The election commission will provide an update Sunday “on the way forward” in two dozen constituencies where voting did not occur, commission chief Wafula Chebukati said.
“We have the materials ready but we can’t do this alone. It’s a security issue,” Chebukati said. “We cannot put the lives of our staff at risk.”
The election commission also revised its turnout from Thursday’s election to 48 percent of 19.6 million registered voters, saying an earlier estimate of about one-third was not based on complete data. The opposition boycott sharply reduced turnout in comparison to the Aug. 8 vote, when nearly 80 percent of registered voters participated.
The Supreme Court nullified the August vote because of irregularities — the first time a court in Africa had overturned a presidential election. Odinga, whose legal challenge led to the ruling, withdrew from the new election, saying the process was not credible because of the lack of electoral reforms.
The streets of Kisumu, Kenya’s third-largest city and an opposition stronghold, as well as several Nairobi slums were largely quiet on Saturday, though police clashed with crowds in the capital’s Kawangware slum.
Young men in Kawangware, some of them carrying machetes, taunted the police and ran for cover. “No Raila, no peace,” some chanted.
“I don’t see this ending soon,” said one supporter, Paul Maumo.
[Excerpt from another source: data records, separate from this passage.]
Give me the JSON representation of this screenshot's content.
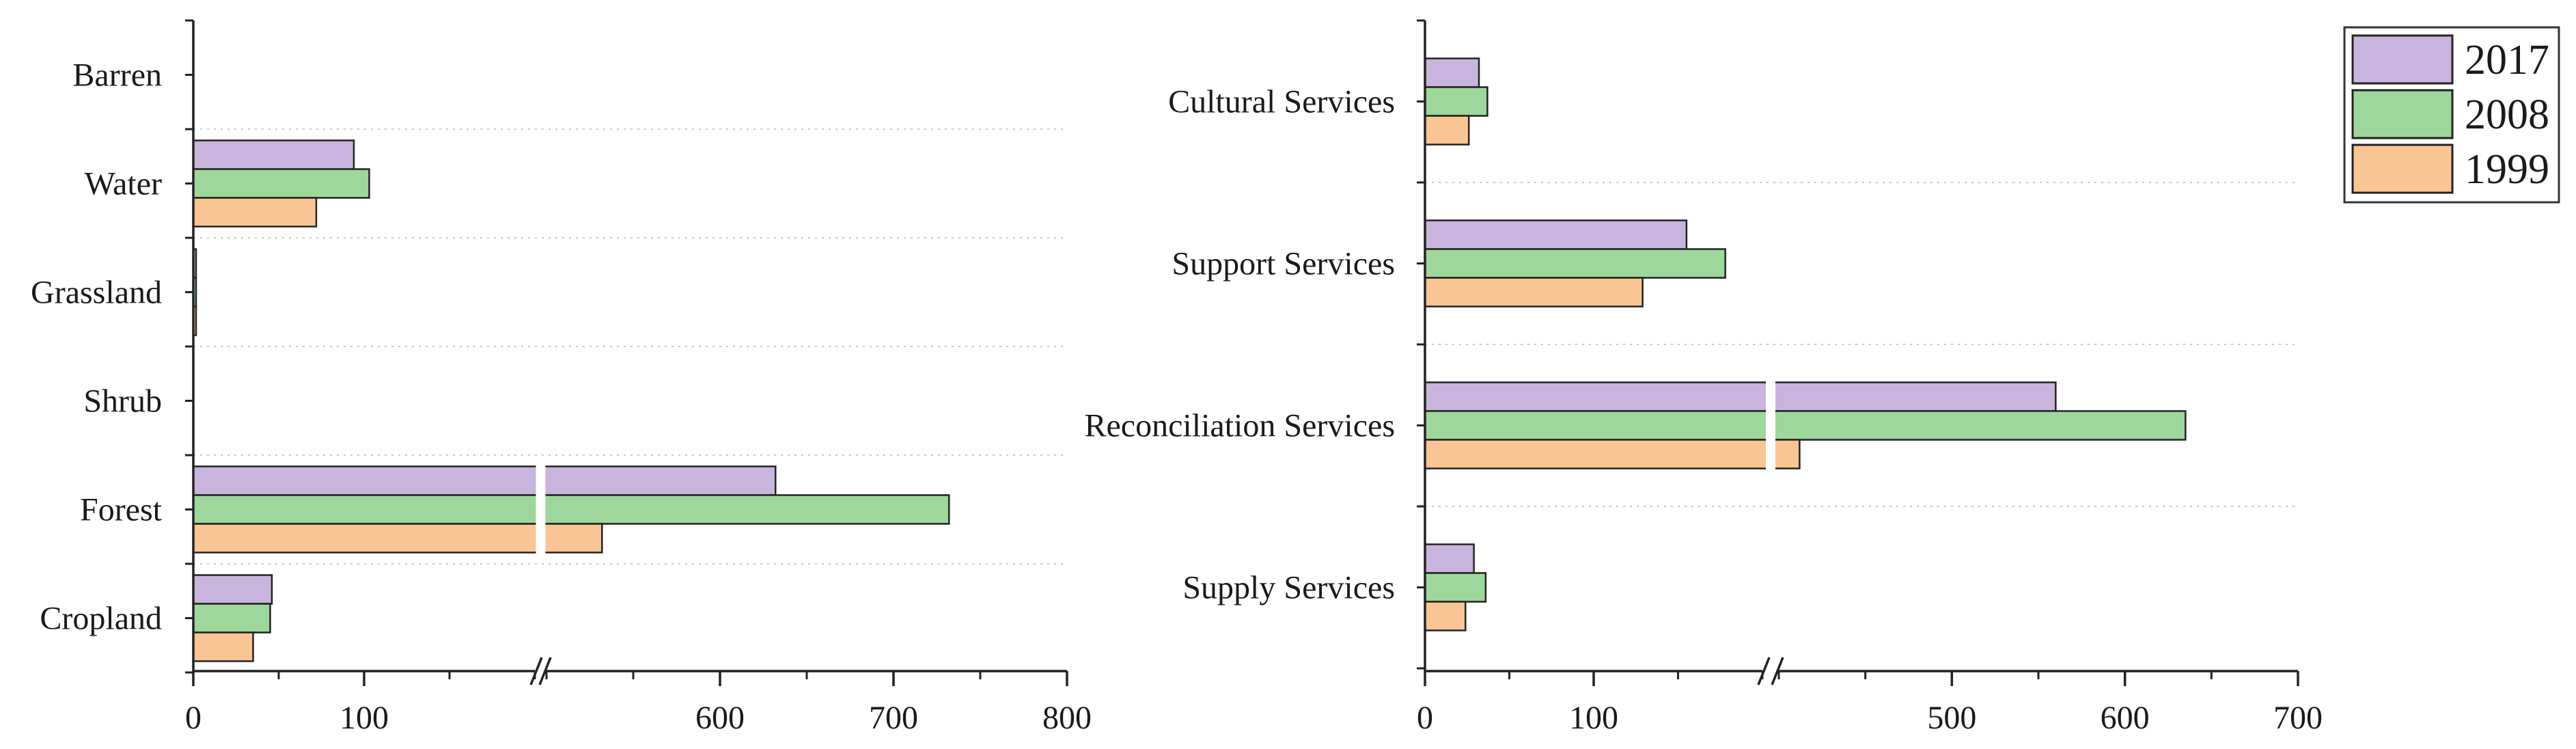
{
  "chart_data": [
    {
      "type": "bar",
      "orientation": "horizontal",
      "title": "",
      "xlabel": "",
      "ylabel": "",
      "categories": [
        "Barren",
        "Water",
        "Grassland",
        "Shrub",
        "Forest",
        "Cropland"
      ],
      "series": [
        {
          "name": "2017",
          "values": [
            0,
            94,
            1,
            0,
            632,
            46
          ]
        },
        {
          "name": "2008",
          "values": [
            0,
            103,
            1,
            0,
            732,
            45
          ]
        },
        {
          "name": "1999",
          "values": [
            0,
            72,
            1,
            0,
            532,
            35
          ]
        }
      ],
      "axis_break": {
        "from": 200,
        "to": 500
      },
      "xticks": [
        0,
        100,
        600,
        700,
        800
      ],
      "xlim": [
        0,
        800
      ],
      "grid": "dotted horizontal"
    },
    {
      "type": "bar",
      "orientation": "horizontal",
      "title": "",
      "xlabel": "",
      "ylabel": "",
      "categories": [
        "Cultural Services",
        "Support Services",
        "Reconciliation Services",
        "Supply Services"
      ],
      "series": [
        {
          "name": "2017",
          "values": [
            32,
            155,
            560,
            29
          ]
        },
        {
          "name": "2008",
          "values": [
            37,
            178,
            635,
            36
          ]
        },
        {
          "name": "1999",
          "values": [
            26,
            129,
            412,
            24
          ]
        }
      ],
      "axis_break": {
        "from": 200,
        "to": 400
      },
      "xticks": [
        0,
        100,
        500,
        600,
        700
      ],
      "xlim": [
        0,
        700
      ],
      "grid": "dotted horizontal"
    }
  ],
  "legend": {
    "position": "top-right",
    "entries": [
      {
        "label": "2017",
        "color": "#C8B4DC"
      },
      {
        "label": "2008",
        "color": "#9ED79B"
      },
      {
        "label": "1999",
        "color": "#FAC595"
      }
    ]
  }
}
He accused the election commission of staging a fraudulent vote.
At least six people have died in violence linked to the latest vote.
Kenyatta, who got 54 percent of the vote in August, is from the Kikuyu community and has talked about the need to dispel ethnic loyalties in politics. Odinga, who got nearly 45 percent in the earlier election, is a Luo.
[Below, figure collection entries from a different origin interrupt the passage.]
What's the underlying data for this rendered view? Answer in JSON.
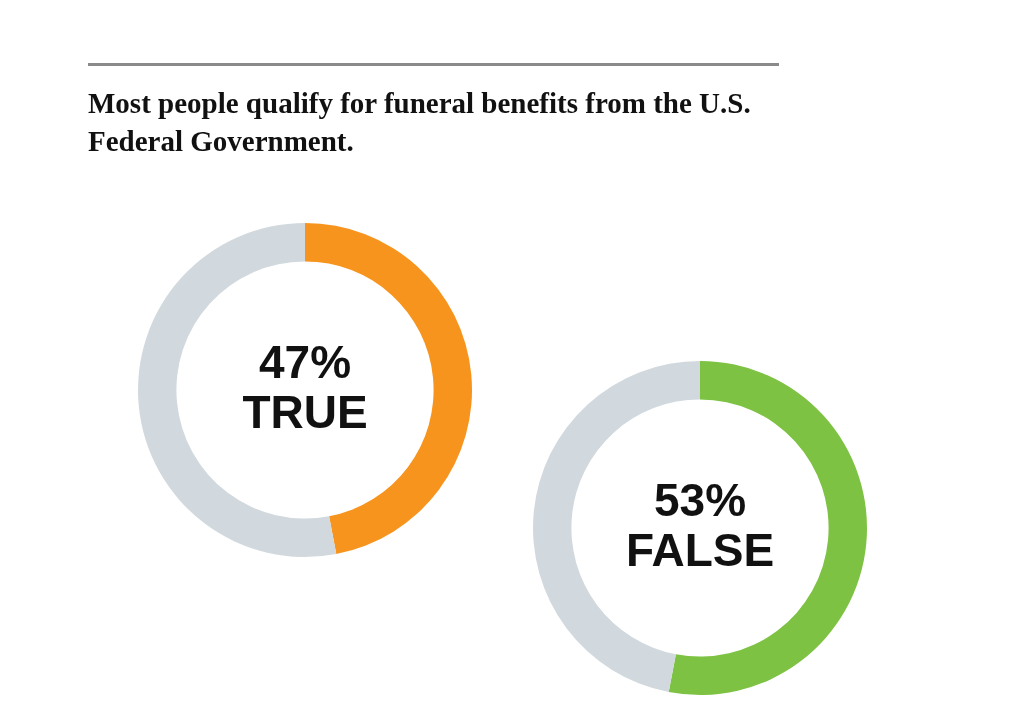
{
  "chart_data": [
    {
      "type": "donut",
      "title": "Most people qualify for funeral benefits from the U.S. Federal Government.",
      "categories": [
        "TRUE",
        null
      ],
      "values": [
        47,
        53
      ],
      "colors": [
        "#f7941d",
        "#d1d9de"
      ],
      "value_labels": [
        "47%",
        null
      ]
    },
    {
      "type": "donut",
      "categories": [
        "FALSE",
        null
      ],
      "values": [
        53,
        47
      ],
      "colors": [
        "#7dc242",
        "#d1d9de"
      ],
      "value_labels": [
        "53%",
        null
      ]
    }
  ]
}
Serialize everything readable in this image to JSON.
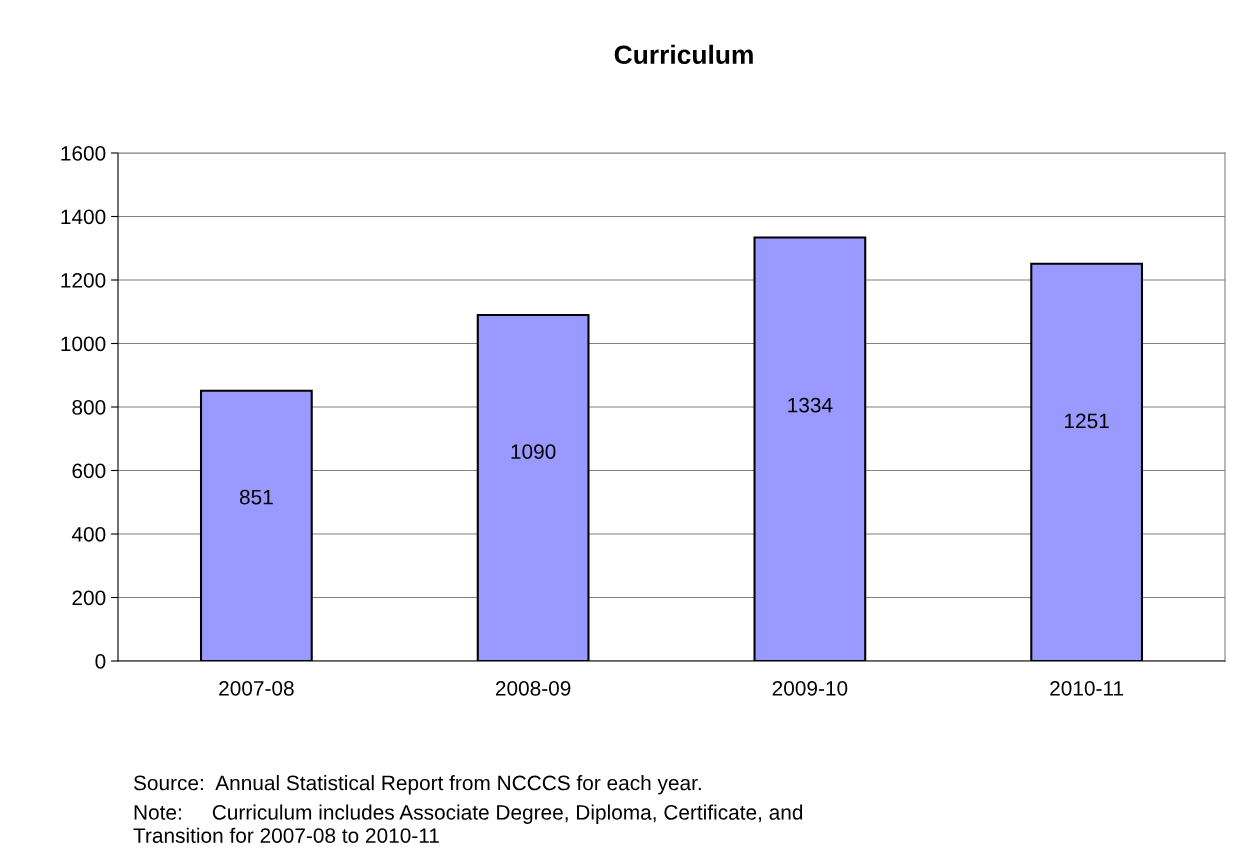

Some Kenyans have raised concerns about the way Thursday’s election was conducted. The electoral commission announced that 35,564 polling stations opened on voting day, but the commission chairman later tweeted they had received results forms from 36,796 polling stations.
Commission spokesman Andrew Limo said some electronic transmission kits fail to send a signal to show the polling station has opened but still transmit results. The commission has stopped updating results that were transmitted electronically and will announce only the final ones, he said.
International election observers had a much lower profile in Thursday’s election, reflecting their concern about opposition hostility toward their generally positive reviews of voting day in August. Observers had urged anyone with grievances to address them through legal channels.
Acting on behalf of the African Union, former South African President Thabo Mbeki was the only high-profile election observer during Thursday’s vote. Former U.S. Secretary of State John Kerry, who was in Kenya in August as an observer for The Carter Center, did not return this time.